Wildness, Wu Tsang, The Tanks, Tate Modern, London
Zoe Pilger is an art critic for The Independent and winner of the 2011 Frieze International Writers Prize. Her first novel, Eat My Heart Out, will be published by Serpent's Tail in February 2014. She is also researching a PhD at Goldsmiths, University of London, on the subject of romantic love and sadomasochism in the work of contemporary female artists. She has appeared on BBC's The Review Show and Sky News
Tuesday 05 February 2013
Nostalgia for more “urgent” times compelled artist and film-maker Wu Tsang, 31, to document the life of a transgender bar called the Silver Platter in MacArthur Park, L.A.
While the ferocity of Stonewall-era protest may have receded, Tsang reminds us in the programme for this absorbing documentary that the average life expectancy of a transgender person worldwide is 23.
Part of Charming For The Revolution, a two day “experimental congress” on gender politics, the UK premier of the film is a powerful call for a socially engaged kind of art. It is also an exercise in self-mythologization.
Wildness was a Tuesday night party that Tsang and his friends ran at the bar from 2008-10. College-educated hipsters mixed with the local transgender working-class Central American community.
The night became legendary. It attracted so much press that Tsang had to write to various newspapers in order to protect the bar’s status as a “safe space” for those who suffer persecution and even death.
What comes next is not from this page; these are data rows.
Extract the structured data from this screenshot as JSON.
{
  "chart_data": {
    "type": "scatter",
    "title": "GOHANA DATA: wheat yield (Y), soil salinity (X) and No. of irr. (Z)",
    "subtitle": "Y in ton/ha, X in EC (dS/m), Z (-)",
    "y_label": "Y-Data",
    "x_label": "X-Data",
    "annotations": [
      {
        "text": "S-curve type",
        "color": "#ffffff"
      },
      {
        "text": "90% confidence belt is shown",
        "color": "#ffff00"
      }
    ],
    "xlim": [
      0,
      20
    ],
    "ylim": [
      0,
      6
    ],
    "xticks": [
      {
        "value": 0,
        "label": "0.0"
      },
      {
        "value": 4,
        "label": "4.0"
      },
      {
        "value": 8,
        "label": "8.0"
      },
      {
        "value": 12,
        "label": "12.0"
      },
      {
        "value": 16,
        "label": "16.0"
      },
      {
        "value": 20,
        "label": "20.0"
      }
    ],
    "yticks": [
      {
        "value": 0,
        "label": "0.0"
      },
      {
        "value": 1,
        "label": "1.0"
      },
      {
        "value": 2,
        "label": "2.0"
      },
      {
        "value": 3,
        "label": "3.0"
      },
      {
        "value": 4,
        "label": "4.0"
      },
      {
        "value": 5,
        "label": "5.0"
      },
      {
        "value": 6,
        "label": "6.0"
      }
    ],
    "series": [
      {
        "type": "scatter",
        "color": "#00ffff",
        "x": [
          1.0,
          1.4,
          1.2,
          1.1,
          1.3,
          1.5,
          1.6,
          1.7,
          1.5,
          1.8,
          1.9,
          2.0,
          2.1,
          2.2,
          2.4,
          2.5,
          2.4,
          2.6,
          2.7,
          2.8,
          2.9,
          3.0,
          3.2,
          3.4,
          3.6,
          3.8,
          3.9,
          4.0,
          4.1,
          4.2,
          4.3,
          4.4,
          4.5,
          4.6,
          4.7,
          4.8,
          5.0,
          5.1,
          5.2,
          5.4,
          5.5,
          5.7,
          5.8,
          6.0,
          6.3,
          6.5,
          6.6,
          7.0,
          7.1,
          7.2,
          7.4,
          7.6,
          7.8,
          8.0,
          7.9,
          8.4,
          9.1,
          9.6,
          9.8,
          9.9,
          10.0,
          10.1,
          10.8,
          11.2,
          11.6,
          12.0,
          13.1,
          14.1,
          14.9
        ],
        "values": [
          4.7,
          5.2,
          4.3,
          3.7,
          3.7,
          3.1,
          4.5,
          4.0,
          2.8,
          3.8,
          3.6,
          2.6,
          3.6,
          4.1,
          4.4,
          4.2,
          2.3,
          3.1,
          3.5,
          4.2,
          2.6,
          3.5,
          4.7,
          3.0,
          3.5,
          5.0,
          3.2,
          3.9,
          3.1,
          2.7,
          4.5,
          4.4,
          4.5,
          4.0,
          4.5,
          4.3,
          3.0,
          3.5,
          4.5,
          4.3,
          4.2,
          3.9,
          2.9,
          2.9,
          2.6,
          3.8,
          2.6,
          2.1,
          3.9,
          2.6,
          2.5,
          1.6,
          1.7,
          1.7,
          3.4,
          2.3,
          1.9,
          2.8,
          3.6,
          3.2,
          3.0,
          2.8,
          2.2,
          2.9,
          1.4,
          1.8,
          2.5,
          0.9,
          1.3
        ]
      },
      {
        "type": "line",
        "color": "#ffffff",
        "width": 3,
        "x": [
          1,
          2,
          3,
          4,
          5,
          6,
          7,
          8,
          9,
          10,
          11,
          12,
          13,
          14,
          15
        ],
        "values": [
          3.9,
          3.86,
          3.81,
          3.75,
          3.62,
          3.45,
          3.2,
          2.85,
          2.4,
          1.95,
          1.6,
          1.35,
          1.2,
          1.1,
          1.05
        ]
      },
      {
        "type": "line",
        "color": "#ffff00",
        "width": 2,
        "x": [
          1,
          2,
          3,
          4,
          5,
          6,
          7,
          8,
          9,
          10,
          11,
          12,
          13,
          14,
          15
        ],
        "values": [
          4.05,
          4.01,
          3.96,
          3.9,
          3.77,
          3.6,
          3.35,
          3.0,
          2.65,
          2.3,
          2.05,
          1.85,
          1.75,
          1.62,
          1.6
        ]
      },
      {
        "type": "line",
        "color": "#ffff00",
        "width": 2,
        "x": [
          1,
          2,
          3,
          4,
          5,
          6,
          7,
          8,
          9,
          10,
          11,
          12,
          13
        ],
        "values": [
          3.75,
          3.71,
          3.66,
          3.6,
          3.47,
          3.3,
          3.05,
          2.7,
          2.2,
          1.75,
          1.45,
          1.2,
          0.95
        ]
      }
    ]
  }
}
This seems strange – since the film’s US premier last year, the bar has received a vast amount of publicity, which must have altered its clientele. Indeed, the slightly queasy aspect of the project is the self-referencing hipster aesthetic.
Tsang has self-identified as “transfeminine” and “transguy.” He is “multi-multi”: born in Massachusetts of Chinese and Swedish descent. He is stunning and charming, and his charisma carries the film, which is narrated by a transgender Guatemalan actress playing the bar itself.
This is a magical realist twist. Beautiful shots of L.A at night are combined with elliptical statements such as “All anyone can do is show up… and refuse to go away.”
The hipster invasion seemed to be welcomed by the Ramirez family, who has owned the bar since 1963. There are plenty of scenes of transgender middle-aged Mexicans dancing with performance artists and DJs with innovative hair-cuts.
The atmosphere is genuinely electric and the soundtrack of original music by Total Freedom and Nguzunguzu makes you wish you’d been to the party.
Tsang and friends took over the abandoned print shop next to the bar and turned it into a legal clinic, advising immigrants about their rights. The film includes harrowing testimonies about crossing the Mexico-US border and the fear of being deported.
Wildness is indebted to Paris Is Burning, the 1990 documentary about ball culture in Harlem, but it is less savage and astute. Still, Tsang's is an exciting talent.